Alice de Lux fit un effort et répondit:
– Non, madame, je suis arrivée il y a onze jours…
– Onze jours, Alice! s’écria la reine, mais sans sévérité. Onze jours, et vous voilà aujourd’hui seulement!
– J’étais bien fatiguée, madame, balbutia la fille d’honneur.
– Oui, oui… je comprends, vous aviez besoin de vous reposer… et peut-être aussi de réfléchir un peu… de convenir avec vous-même… Mais laissons cela… je suis contente de vous, mon enfant… Vous avez admirablement compris votre mission, et je ne connais pas meilleure diplomate que vous… Alice, vous avez noblement servi mes intérêts qui sont ceux du roi et de la royauté, vous en serez récompensée.
– Votre Majesté me comble, murmura la malheureuse.
– Non, non, je ne dis que l’exacte vérité… grâce à vous, ma chère ambassadrice, j’ai pu connaître à temps et déjouer les projets de notre ennemie la plus déterminée… la reine Jeanne.

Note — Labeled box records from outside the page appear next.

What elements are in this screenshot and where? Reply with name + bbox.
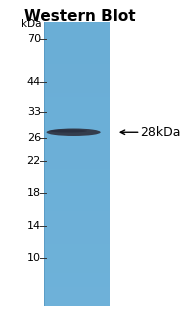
Bar [44,230,110,235]
Bar [44,97,110,102]
Bar [44,93,110,97]
Bar [44,259,110,263]
Bar [44,31,110,36]
Bar [44,22,110,306]
Bar [44,88,110,93]
Bar [44,273,110,277]
Bar [44,183,110,188]
Bar [44,225,110,230]
Bar [44,277,110,282]
Bar [44,121,110,126]
Bar [44,36,110,40]
Text: kDa: kDa [21,19,42,28]
Text: 70: 70 [27,34,41,44]
Bar [44,64,110,69]
Bar [44,40,110,45]
Text: 18: 18 [27,188,41,198]
Bar [44,244,110,249]
Bar [44,216,110,221]
Bar [44,263,110,268]
Bar [44,116,110,121]
Bar [44,168,110,173]
Bar [44,287,110,292]
Text: 14: 14 [27,221,41,231]
Bar [44,164,110,168]
Bar [44,154,110,159]
Text: 26: 26 [27,133,41,142]
Bar [44,107,110,112]
Ellipse shape [47,129,101,136]
Bar [44,78,110,83]
Bar [44,239,110,244]
Bar [44,254,110,259]
Bar [44,50,110,55]
Bar [44,145,110,150]
Text: 22: 22 [27,156,41,166]
Bar [44,26,110,31]
Bar [44,22,45,306]
Bar [44,211,110,216]
Bar [44,150,110,154]
Bar [44,173,110,178]
Bar [44,249,110,254]
Text: Western Blot: Western Blot [24,9,136,24]
Ellipse shape [49,129,87,133]
Bar [44,192,110,197]
Bar [44,135,110,140]
Bar [44,102,110,107]
Bar [44,188,110,192]
Bar [44,22,110,26]
Bar [44,126,110,131]
Bar [44,83,110,88]
Bar [44,296,110,301]
Bar [44,74,110,78]
Bar [44,69,110,74]
Bar [44,301,110,306]
Bar [44,112,110,116]
Text: 10: 10 [27,253,41,263]
Bar [44,202,110,206]
Text: 33: 33 [27,107,41,117]
Bar [44,235,110,239]
Bar [44,268,110,273]
Bar [44,60,110,64]
Text: 28kDa: 28kDa [141,126,181,139]
Bar [44,55,110,60]
Bar [44,292,110,296]
Bar [44,178,110,183]
Bar [44,159,110,164]
Bar [44,140,110,145]
Bar [44,197,110,202]
Bar [44,206,110,211]
Bar [44,45,110,50]
Bar [44,282,110,287]
Bar [44,131,110,135]
Text: 44: 44 [27,77,41,87]
Bar [44,221,110,225]
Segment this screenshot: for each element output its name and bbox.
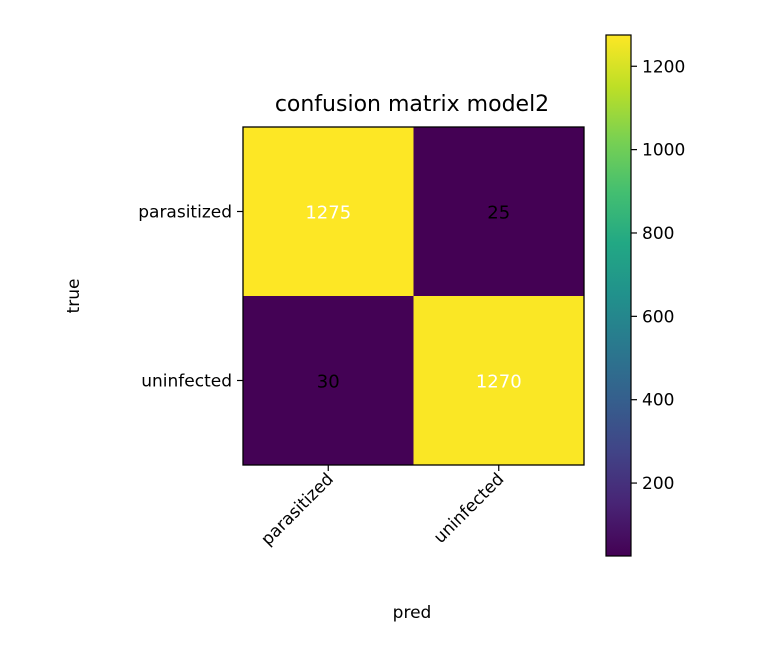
cell-annotations: 1275 25 30 1270 — [305, 203, 521, 393]
cell-value-label: 1270 — [476, 372, 522, 393]
y-tick-label: uninfected — [141, 372, 232, 392]
heatmap-cell — [413, 127, 585, 297]
plot-frame — [242, 126, 585, 466]
colorbar-tick-label: 200 — [642, 474, 674, 494]
heatmap-cells — [243, 127, 585, 466]
cell-value-label: 30 — [317, 372, 340, 393]
colorbar-tick-label: 400 — [642, 391, 674, 411]
heatmap-cell — [413, 296, 585, 466]
cell-value-label: 25 — [487, 203, 510, 224]
y-axis-label: true — [64, 279, 84, 314]
chart-title: confusion matrix model2 — [275, 92, 549, 117]
x-axis-label: pred — [393, 603, 432, 623]
cell-value-label: 1275 — [305, 203, 351, 224]
colorbar-tick-label: 1000 — [642, 141, 685, 161]
colorbar-gradient — [605, 34, 632, 557]
colorbar-tick-label: 600 — [642, 307, 674, 327]
colorbar-tick-label: 800 — [642, 224, 674, 244]
colorbar: 200 400 600 800 1000 1200 — [605, 34, 685, 557]
heatmap-cell — [243, 296, 414, 466]
heatmap-cell — [243, 127, 414, 297]
colorbar-tick-label: 1200 — [642, 57, 685, 77]
y-tick-label: parasitized — [138, 203, 232, 223]
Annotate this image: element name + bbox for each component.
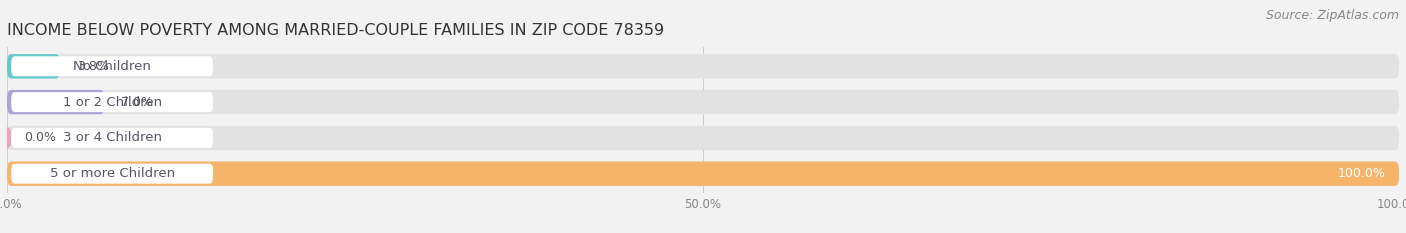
Text: 1 or 2 Children: 1 or 2 Children [62,96,162,109]
Text: Source: ZipAtlas.com: Source: ZipAtlas.com [1265,9,1399,22]
Text: INCOME BELOW POVERTY AMONG MARRIED-COUPLE FAMILIES IN ZIP CODE 78359: INCOME BELOW POVERTY AMONG MARRIED-COUPL… [7,24,664,38]
FancyBboxPatch shape [11,128,214,148]
Text: 0.0%: 0.0% [24,131,56,144]
Text: 3 or 4 Children: 3 or 4 Children [63,131,162,144]
FancyBboxPatch shape [7,54,60,79]
FancyBboxPatch shape [7,126,1399,150]
Text: 3.8%: 3.8% [77,60,108,73]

Ah! à ce propos, soyez complimentée pour le choix de vos courriers… tous des hommes sûrs et diligents… et pour la rédaction de vos lettres… toutes des chef-d’œuvres de clarté… Oui, mon enfant, vous nous avez rendu de grands services… Et ce n’est pas votre faute, après tout, si ces services n’ont pas été plus loin…
– Je ne sais ce que veut dire Votre Majesté…
– Alice, comment la reine de Navarre est-elle sortie de Paris?… Car elle y est venue, je le sais… Racontez-moi donc un peu tout cela… est-ce que vous faisiez partie du voyage? Ne m’a-t-on pas dit qu’il y avait eu quelque chose comme une révolte sur le pont de bois?… J’aurais été fâchée qu’il fût arrivé malheur à ma cousine de Navarre… Voyons, que s’est-il passé?